A plane ride from Edina, Minnesota, to Manhattan takes seventh grader Jessie Witt to a new and exciting world. Jessie views the weeklong trip to New York with the Prairie Youth Chorale as such an opportunity that she is determined not to let either lost luggage or a lost singing voice dampen her enthusiasm. At times Jessie wonders if she can keep her promise when a nagging cough that develops into a painful sore throat and friction with other chorale members combine to make her feel miserable.

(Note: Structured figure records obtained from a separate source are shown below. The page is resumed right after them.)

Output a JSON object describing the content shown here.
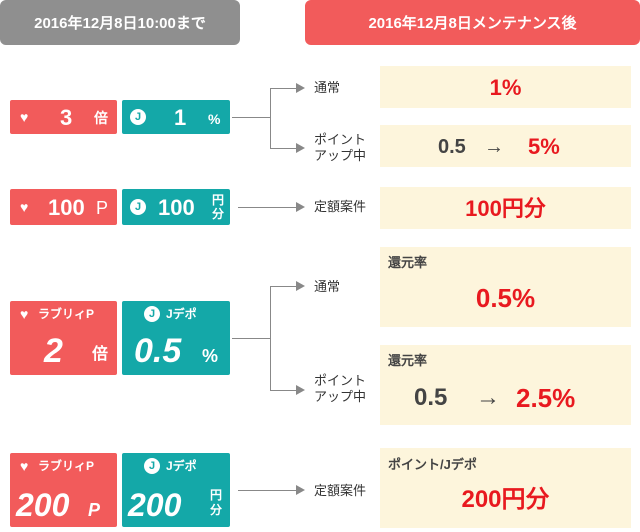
{
  "header": {
    "left": "2016年12月8日10:00まで",
    "right": "2016年12月8日メンテナンス後"
  },
  "row1": {
    "heart_value": "3",
    "heart_unit": "倍",
    "j_icon": "J",
    "j_value": "1",
    "j_unit": "%",
    "branch_normal": "通常",
    "branch_pointup_1": "ポイント",
    "branch_pointup_2": "アップ中",
    "result_normal": "1%",
    "result_pointup_from": "0.5",
    "result_pointup_arrow": "→",
    "result_pointup_to": "5%"
  },
  "row2": {
    "heart_value": "100",
    "heart_unit": "P",
    "j_icon": "J",
    "j_value": "100",
    "j_unit_1": "円",
    "j_unit_2": "分",
    "branch": "定額案件",
    "result": "100円分"
  },
  "row3": {
    "heart_label": "ラブリィP",
    "heart_value": "2",
    "heart_unit": "倍",
    "j_icon": "J",
    "j_label": "Jデポ",
    "j_value": "0.5",
    "j_unit": "%",
    "branch_normal": "通常",
    "branch_pointup_1": "ポイント",
    "branch_pointup_2": "アップ中",
    "result_normal_caption": "還元率",
    "result_normal": "0.5%",
    "result_pointup_caption": "還元率",
    "result_pointup_from": "0.5",
    "result_pointup_arrow": "→",
    "result_pointup_to": "2.5%"
  },
  "row4": {
    "heart_label": "ラブリィP",
    "heart_value": "200",
    "heart_unit": "P",
    "j_icon": "J",
    "j_label": "Jデポ",
    "j_value": "200",
    "j_unit_1": "円",
    "j_unit_2": "分",
    "branch": "定額案件",
    "result_caption": "ポイント/Jデポ",
    "result": "200円分"
  },
  "colors": {
    "red_box": "#f25b5b",
    "teal_box": "#14a8a8",
    "gray_header": "#8f8f8f",
    "result_bg": "#fdf5dc",
    "highlight_red": "#e8191f"
  },
  "icons": [
    "heart-icon",
    "j-circle-icon",
    "arrow-right-icon"
  ]
}
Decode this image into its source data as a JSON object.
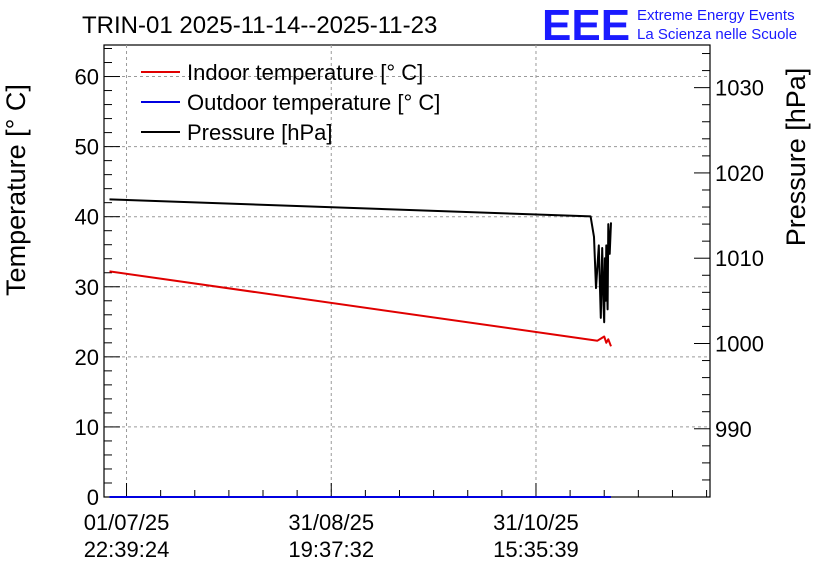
{
  "title": "TRIN-01 2025-11-14--2025-11-23",
  "logo": {
    "text": "EEE",
    "line1": "Extreme Energy Events",
    "line2": "La Scienza nelle Scuole",
    "color": "#1a1aff"
  },
  "colors": {
    "indoor": "#e00000",
    "outdoor": "#0000e0",
    "pressure": "#000000",
    "grid": "#9a9a9a"
  },
  "chart_data": {
    "type": "line",
    "title": "TRIN-01 2025-11-14--2025-11-23",
    "ylabel_left": "Temperature [° C]",
    "ylabel_right": "Pressure [hPa]",
    "xlabel": "",
    "x_range": [
      -0.33,
      8.55
    ],
    "ylim_left": [
      0,
      64.5
    ],
    "ylim_right": [
      982,
      1035
    ],
    "left_ticks": [
      "0",
      "10",
      "20",
      "30",
      "40",
      "50",
      "60"
    ],
    "left_tick_values": [
      0,
      10,
      20,
      30,
      40,
      50,
      60
    ],
    "right_ticks": [
      "990",
      "1000",
      "1010",
      "1020",
      "1030"
    ],
    "right_tick_values": [
      990,
      1000,
      1010,
      1020,
      1030
    ],
    "x_ticks": [
      {
        "date": "01/07/25",
        "time": "22:39:24",
        "x": 0
      },
      {
        "date": "31/08/25",
        "time": "19:37:32",
        "x": 3
      },
      {
        "date": "31/10/25",
        "time": "15:35:39",
        "x": 6
      }
    ],
    "legend": [
      "Indoor temperature [° C]",
      "Outdoor temperature [° C]",
      "Pressure [hPa]"
    ],
    "series": [
      {
        "name": "Indoor temperature [° C]",
        "axis": "left",
        "x": [
          -0.25,
          6.9,
          6.95,
          7.0,
          7.03,
          7.06,
          7.1
        ],
        "y": [
          32.2,
          22.3,
          22.6,
          22.9,
          22.0,
          22.5,
          21.5
        ]
      },
      {
        "name": "Outdoor temperature [° C]",
        "axis": "left",
        "x": [
          -0.25,
          7.1
        ],
        "y": [
          0.0,
          0.0
        ]
      },
      {
        "name": "Pressure [hPa]",
        "axis": "right",
        "x": [
          -0.25,
          6.8,
          6.85,
          6.88,
          6.92,
          6.95,
          6.97,
          6.99,
          7.0,
          7.01,
          7.02,
          7.03,
          7.04,
          7.05,
          7.06,
          7.08,
          7.1
        ],
        "y": [
          1016.9,
          1014.9,
          1012.5,
          1006.5,
          1011.5,
          1003.0,
          1011.2,
          1004.5,
          1002.5,
          1010.0,
          1005.0,
          1011.5,
          1007.0,
          1004.0,
          1014.0,
          1010.5,
          1014.2
        ]
      }
    ]
  }
}
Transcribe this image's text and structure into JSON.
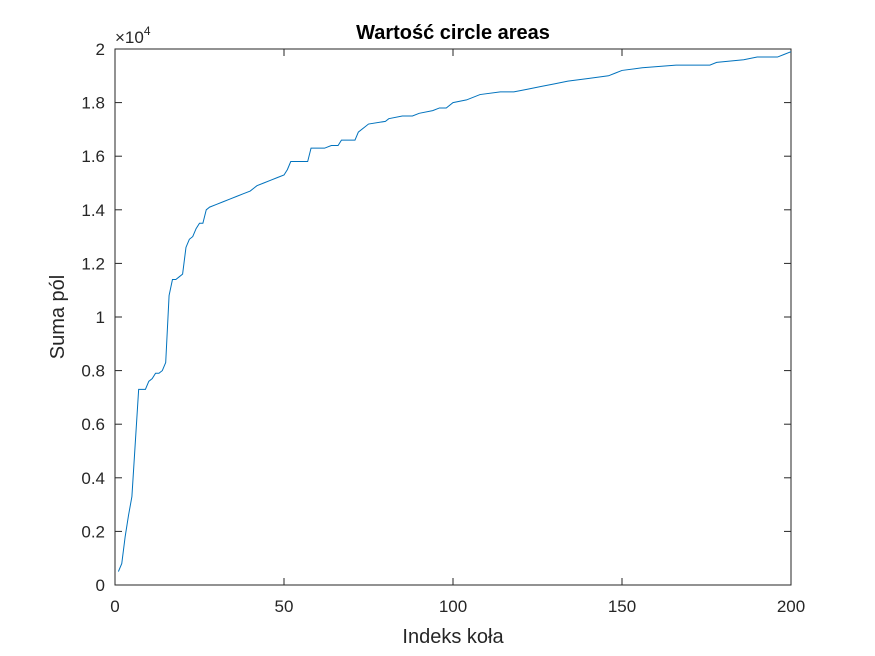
{
  "chart_data": {
    "type": "line",
    "title": "Wartość circle areas",
    "xlabel": "Indeks koła",
    "ylabel": "Suma pól",
    "xlim": [
      0,
      200
    ],
    "ylim": [
      0,
      20000
    ],
    "y_exponent_label": "×10",
    "y_exponent_power": "4",
    "xticks": [
      0,
      50,
      100,
      150,
      200
    ],
    "xtick_labels": [
      "0",
      "50",
      "100",
      "150",
      "200"
    ],
    "yticks": [
      0,
      2000,
      4000,
      6000,
      8000,
      10000,
      12000,
      14000,
      16000,
      18000,
      20000
    ],
    "ytick_labels": [
      "0",
      "0.2",
      "0.4",
      "0.6",
      "0.8",
      "1",
      "1.2",
      "1.4",
      "1.6",
      "1.8",
      "2"
    ],
    "grid": false,
    "colors": {
      "line": "#0072BD",
      "axes": "#262626",
      "background": "#ffffff"
    },
    "series": [
      {
        "x": [
          1,
          2,
          3,
          4,
          5,
          6,
          7,
          8,
          9,
          10,
          11,
          12,
          13,
          14,
          15,
          16,
          17,
          18,
          19,
          20,
          21,
          22,
          23,
          24,
          25,
          26,
          27,
          28,
          30,
          32,
          34,
          36,
          38,
          40,
          42,
          44,
          46,
          48,
          50,
          51,
          52,
          55,
          57,
          58,
          62,
          64,
          66,
          67,
          71,
          72,
          74,
          75,
          80,
          81,
          85,
          88,
          90,
          94,
          96,
          98,
          100,
          104,
          108,
          114,
          118,
          122,
          126,
          130,
          134,
          140,
          146,
          148,
          150,
          156,
          166,
          176,
          178,
          186,
          190,
          196,
          198,
          200
        ],
        "y": [
          500,
          800,
          1800,
          2600,
          3300,
          5300,
          7300,
          7300,
          7300,
          7600,
          7700,
          7900,
          7900,
          8000,
          8300,
          10800,
          11400,
          11400,
          11500,
          11600,
          12600,
          12900,
          13000,
          13300,
          13500,
          13500,
          14000,
          14100,
          14200,
          14300,
          14400,
          14500,
          14600,
          14700,
          14900,
          15000,
          15100,
          15200,
          15300,
          15500,
          15800,
          15800,
          15800,
          16300,
          16300,
          16400,
          16400,
          16600,
          16600,
          16900,
          17100,
          17200,
          17300,
          17400,
          17500,
          17500,
          17600,
          17700,
          17800,
          17800,
          18000,
          18100,
          18300,
          18400,
          18400,
          18500,
          18600,
          18700,
          18800,
          18900,
          19000,
          19100,
          19200,
          19300,
          19400,
          19400,
          19500,
          19600,
          19700,
          19700,
          19800,
          19900
        ]
      }
    ]
  }
}
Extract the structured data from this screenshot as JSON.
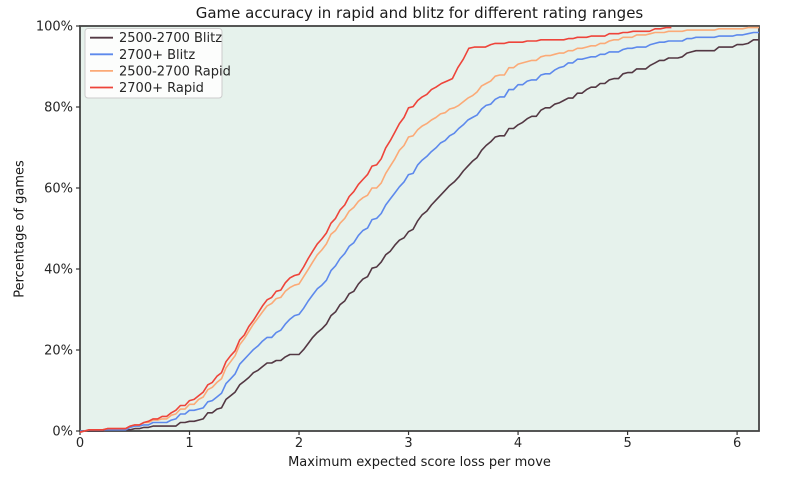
{
  "chart_data": {
    "type": "line",
    "title": "Game accuracy in rapid and blitz for different rating ranges",
    "xlabel": "Maximum expected score loss per move",
    "ylabel": "Percentage of games",
    "xlim": [
      0,
      6.2
    ],
    "ylim": [
      0,
      100
    ],
    "x_ticks": [
      0,
      1,
      2,
      3,
      4,
      5,
      6
    ],
    "y_tick_values": [
      0,
      20,
      40,
      60,
      80,
      100
    ],
    "y_tick_labels": [
      "0%",
      "20%",
      "40%",
      "60%",
      "80%",
      "100%"
    ],
    "grid": false,
    "legend_position": "upper-left",
    "colors": {
      "plot_background": "#e6f2ec",
      "spine": "#444444",
      "tick": "#333333",
      "text": "#262626",
      "legend_border": "#cccccc",
      "legend_background": "#ffffff"
    },
    "series": [
      {
        "name": "2500-2700 Blitz",
        "color": "#533843",
        "x": [
          0,
          0.25,
          0.5,
          0.75,
          1,
          1.25,
          1.5,
          1.75,
          2,
          2.25,
          2.5,
          2.75,
          3,
          3.25,
          3.5,
          3.75,
          4,
          4.25,
          4.5,
          4.75,
          5,
          5.25,
          5.5,
          5.75,
          6,
          6.2
        ],
        "y": [
          0,
          0.1,
          0.3,
          1,
          2,
          5,
          12.5,
          17,
          19,
          26.5,
          35,
          42,
          49,
          57,
          64.5,
          71.5,
          75.5,
          79.5,
          82.5,
          85.5,
          88,
          90.5,
          92.5,
          94,
          95.3,
          96.3
        ]
      },
      {
        "name": "2700+ Blitz",
        "color": "#5d89ec",
        "x": [
          0,
          0.25,
          0.5,
          0.75,
          1,
          1.25,
          1.5,
          1.75,
          2,
          2.25,
          2.5,
          2.75,
          3,
          3.25,
          3.5,
          3.75,
          4,
          4.25,
          4.5,
          4.75,
          5,
          5.25,
          5.5,
          5.75,
          6,
          6.2
        ],
        "y": [
          0,
          0.2,
          0.7,
          2,
          4.5,
          8,
          18,
          23.5,
          29,
          37.5,
          47,
          54,
          63,
          70,
          76,
          81,
          85.2,
          88,
          91,
          92.7,
          94,
          95.2,
          96.2,
          97.1,
          97.8,
          98.2
        ]
      },
      {
        "name": "2500-2700 Rapid",
        "color": "#fbaa77",
        "x": [
          0,
          0.25,
          0.5,
          0.75,
          1,
          1.25,
          1.5,
          1.75,
          2,
          2.25,
          2.5,
          2.75,
          3,
          3.25,
          3.5,
          3.75,
          4,
          4.25,
          4.5,
          4.75,
          5,
          5.25,
          5.5,
          5.75,
          6,
          6.2
        ],
        "y": [
          0,
          0.3,
          1,
          3,
          6,
          11.5,
          23,
          32,
          36.5,
          46.5,
          55.5,
          61.5,
          72.5,
          77.5,
          81.5,
          86.5,
          90.5,
          92.3,
          93.8,
          95.4,
          96.8,
          98,
          98.7,
          99.1,
          99.4,
          99.6
        ]
      },
      {
        "name": "2700+ Rapid",
        "color": "#ee443a",
        "x": [
          0,
          0.25,
          0.5,
          0.75,
          1,
          1.25,
          1.5,
          1.75,
          2,
          2.25,
          2.5,
          2.75,
          3,
          3.25,
          3.4,
          3.55,
          3.75,
          4,
          4.25,
          4.5,
          4.75,
          5,
          5.2,
          5.4
        ],
        "y": [
          0,
          0.3,
          1,
          3.5,
          7,
          13,
          24,
          33.5,
          39,
          49,
          59.5,
          67.5,
          79.5,
          85,
          87.5,
          94.5,
          95.5,
          96,
          96.4,
          96.8,
          97.4,
          98.2,
          98.9,
          99.6
        ]
      }
    ]
  }
}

By using Jessie’s sightseeing forays, Dreyer skillfully weaves the sights of New York into the story without becoming didactic. Jessie’s visits with her New York relatives provide another view of life in the city thus giving both Jessie and the reader a different perspective on the area. With the chorale, Jessie enjoys the tourist attractions for which the city is well known while contending with the social interactions and distractions typical of a group of young teens. By the time the chorale is scheduled to perform, Jessie has found both her luggage and her voice, some understanding for the chorale’s talented, but annoying lead soprano and the promise of a special friendship.

Each book in the “Going To” series concludes with maps of the city and the characters’ descriptions of the sights whose locations are numbered on the maps. Web sites at which the reader can access additional information are also provided. Other books in the series introduce Great Britain via a family trip described in The Bridges in London by Michele Sobel Spirn. Eliza Down Under by Virginia Bernard takes Eliza, her widowed mother and the reader to the 2000 Olympics in Sydney, Australia. Me, Minerva, and the Flying Car by E.R. Emmer is set in Washington, D.C., where miserable Talia is forced to move when her parents open a natural foods store in the city. Although the protagonist in each book is female, a secondary male character is actively involved in events. The publisher plans to add more books to the series each season with two additional titles scheduled for release in August.

Dreyer departs from the genre of her previous titles with this work as she travels into youth fiction with a fast-paced adventure and credible characters that will be right in tune with today’s youth.